Second, when we moralize illness, we often abdicate our responsibility. Instead of offering support, we shield ourselves from discomfort by assigning blame. That move may protect us from fear, but it also prevents us from compassion. It is not the path Torah calls us to.
In fact, the biblical model—especially the role of the priest—offers a different paradigm. Not one of shame or blame, but of witnessing, re-integration, and healing presence.
This is where the Torah’s system becomes more than metaphor. It becomes a guide.
When a person noticed a mark or swelling on their skin, they didn’t diagnose themselves. They brought it to the priest. The priest didn’t treat the condition. He observed. He held space. He monitored change. In other words, the priest didn’t shame. He bore witness.
That witnessing role—nonjudgmental, observant, quietly attuned—is precisely what modern therapists do when they gently help us see the unconscious patterns that guide our days. It’s what trusted friends can do when they lovingly say, “Hey, I notice you seem a little burned out.” Their noticing helps us notice. Their presence lets us see what we’ve stopped seeing.

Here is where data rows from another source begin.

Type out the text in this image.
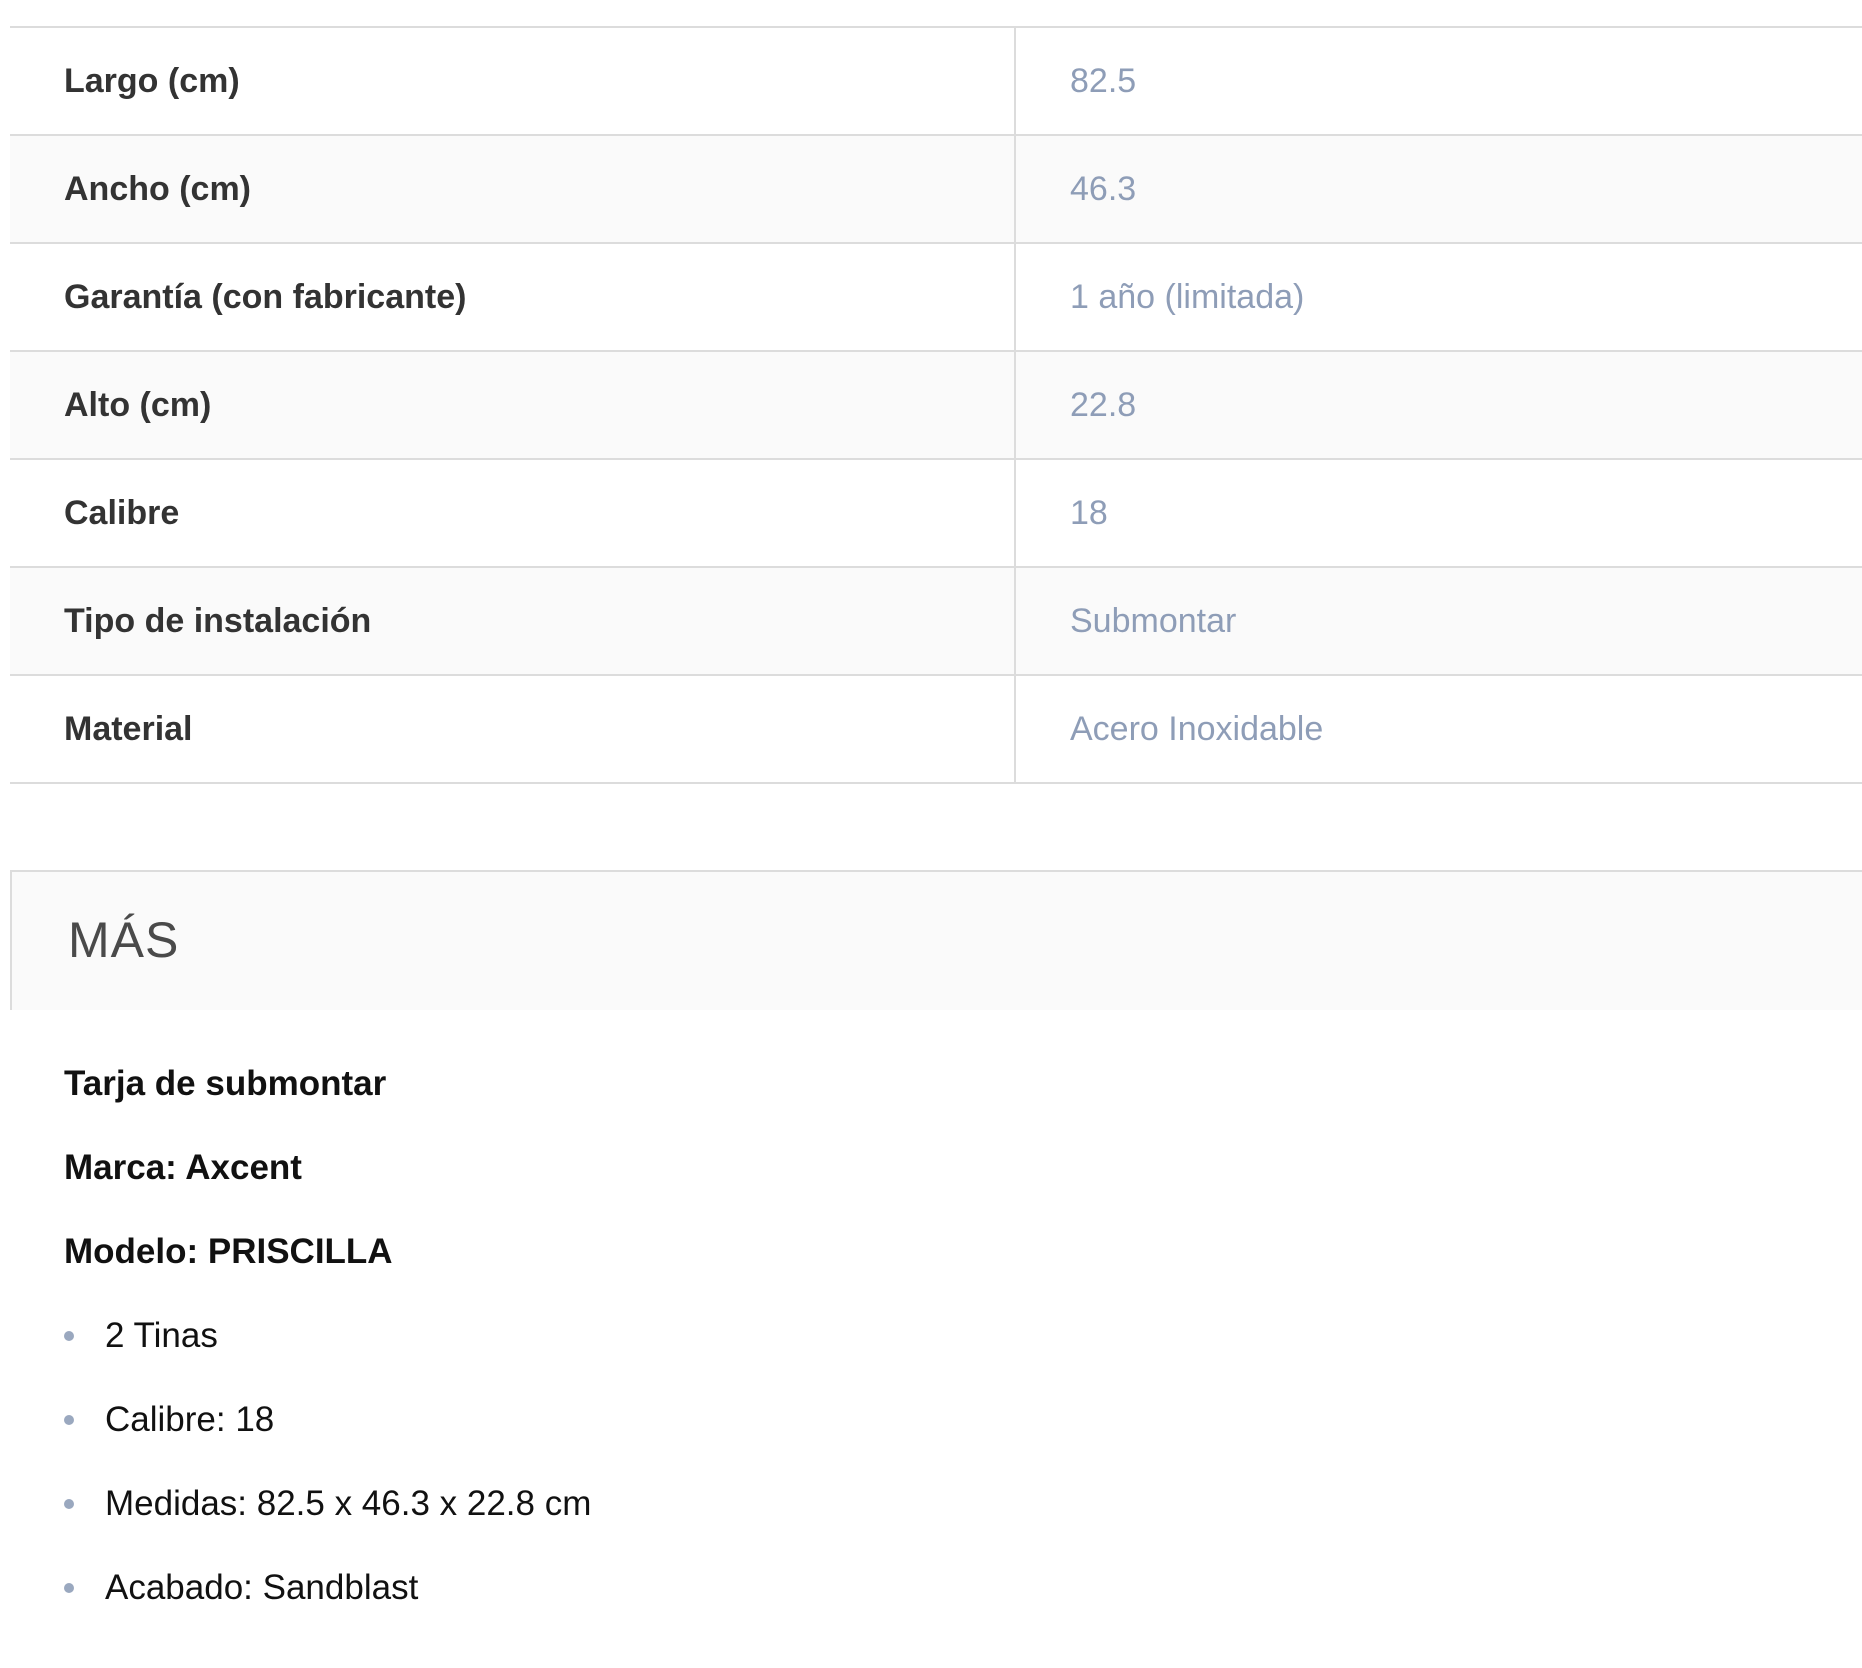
Largo (cm)	82.5
Ancho (cm)	46.3
Garantía (con fabricante)	1 año (limitada)
Alto (cm)	22.8
Calibre	18
Tipo de instalación	Submontar
Material	Acero Inoxidable
MÁS

Tarja de submontar

Marca: Axcent

Modelo: PRISCILLA

2 Tinas
Calibre: 18
Medidas: 82.5 x 46.3 x 22.8 cm
Acabado: Sandblast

In the ancient world, the person with tzara’at was sent outside the camp. But they weren’t forgotten. The priest would return, re-inspect, welcome them back. Re-integration was always the goal.
That same wisdom applies today. Most of us don’t get skin lesions that reflect spiritual missteps. But we do get inflamed. We do repeat unhealthy actions. We do get locked into postures—of body, of habit, of judgment.
The Torah’s response isn’t to punish. It’s to pause. To create space where change becomes possible. And to remind us that every inflammation—whether physical or moral—requires care, not condemnation.
Trigger finger, it turns out, is an injury of repetition. So is moral drift. So is spiritual numbness. And just like inflammation, healing begins with noticing. The even better news? We don’t have to notice alone.